The Eastern Cape’s Dispatch Online reported on Tuesday that Makupula told a debating context on the weekend that no children under the age of 21, who are still dependent on their parents for food and shelter, had any rights.
The report quoted the minister saying: “For you, rights come later in life when you are independent, finished studying and have your own place to stay and your own car. That is when you can start talking about rights."
He was addressing hundreds of pupils at a provincial schools’ debate on Eastern Cape Premier Noxolo Kiviet’s state of the province address.
He allegedly referred to an Eastern Cape boy who took his father to court after he was forced to attend initiation school. This would not have happened in his home, he reportedly said.
“I asked myself what was wrong with that boy. His father did go to the initiation school, but because of the rights now, he did not want to go there himself … I wish he could have been my child, I would have hit him on the head with a knobkerrie and he would have gone to that initiation school crying.”
'African idioms'
But Pulumani said the provincial minister did not say these things “in so many words”.

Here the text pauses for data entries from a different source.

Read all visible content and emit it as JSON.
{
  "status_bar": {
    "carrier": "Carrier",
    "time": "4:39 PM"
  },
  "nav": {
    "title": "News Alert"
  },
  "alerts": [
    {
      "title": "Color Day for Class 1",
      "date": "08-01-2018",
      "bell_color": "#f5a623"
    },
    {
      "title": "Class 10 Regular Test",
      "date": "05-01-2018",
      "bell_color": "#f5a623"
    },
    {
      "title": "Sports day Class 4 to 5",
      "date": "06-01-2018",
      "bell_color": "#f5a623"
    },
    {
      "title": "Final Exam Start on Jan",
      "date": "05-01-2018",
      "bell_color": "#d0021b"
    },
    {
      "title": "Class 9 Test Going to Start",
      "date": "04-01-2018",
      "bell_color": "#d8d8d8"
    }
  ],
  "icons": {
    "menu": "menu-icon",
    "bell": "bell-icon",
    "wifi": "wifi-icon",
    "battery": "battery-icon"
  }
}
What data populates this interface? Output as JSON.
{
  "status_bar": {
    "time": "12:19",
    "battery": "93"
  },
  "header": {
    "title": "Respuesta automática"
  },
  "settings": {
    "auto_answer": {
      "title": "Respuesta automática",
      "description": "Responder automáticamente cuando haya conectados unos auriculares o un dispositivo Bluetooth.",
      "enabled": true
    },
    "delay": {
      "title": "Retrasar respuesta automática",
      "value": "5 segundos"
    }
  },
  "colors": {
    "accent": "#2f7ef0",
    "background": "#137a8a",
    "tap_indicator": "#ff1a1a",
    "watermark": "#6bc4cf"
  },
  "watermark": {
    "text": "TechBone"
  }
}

“There has been a misunderstanding of African idioms here. You need to try to understand the cultural differences here and the nuances in language.”
Makupula spoke in both English and isiXhosa at the “jovial and happy” event, he said.
“Sometimes as a Xhosa man you will talk to another Xhosa man and say ‘I think you have forgotten my knobkerrie’ but it is not supposed to come across as violent,” he said.
Rights groups the Legal Resources Centre (LRC) and the Centre for Child Law reacted with outrage on Tuesday, saying his comments show “an astonishing misunderstanding of the constitutional rights”.
“We have no confidence in a provincial minister for education who would brazenly disregard the rights of children,” they said.
'State of chaos'
Regional director of the LRC, Sarah Sephton, told the M&G that Makupula’s comments are an example of “the state of chaos in the Eastern Cape department of education.
“His comments aren’t so surprising when you have a provincial minister who doesn’t think it’s very serious that there are over 6 000 teacher vacancies in the province and the department has made no indication to schools that it is dealing with the matter urgently,” she said.
Pulumani said it was regrettable that the focus was taken away from the debate and its “high quality”.
“The minister was amazed by the quality of the debate and he was congratulating the pupils on this. It’s regrettable that some of the things he said came across in an unintended way. There was no malicious intent,” he said.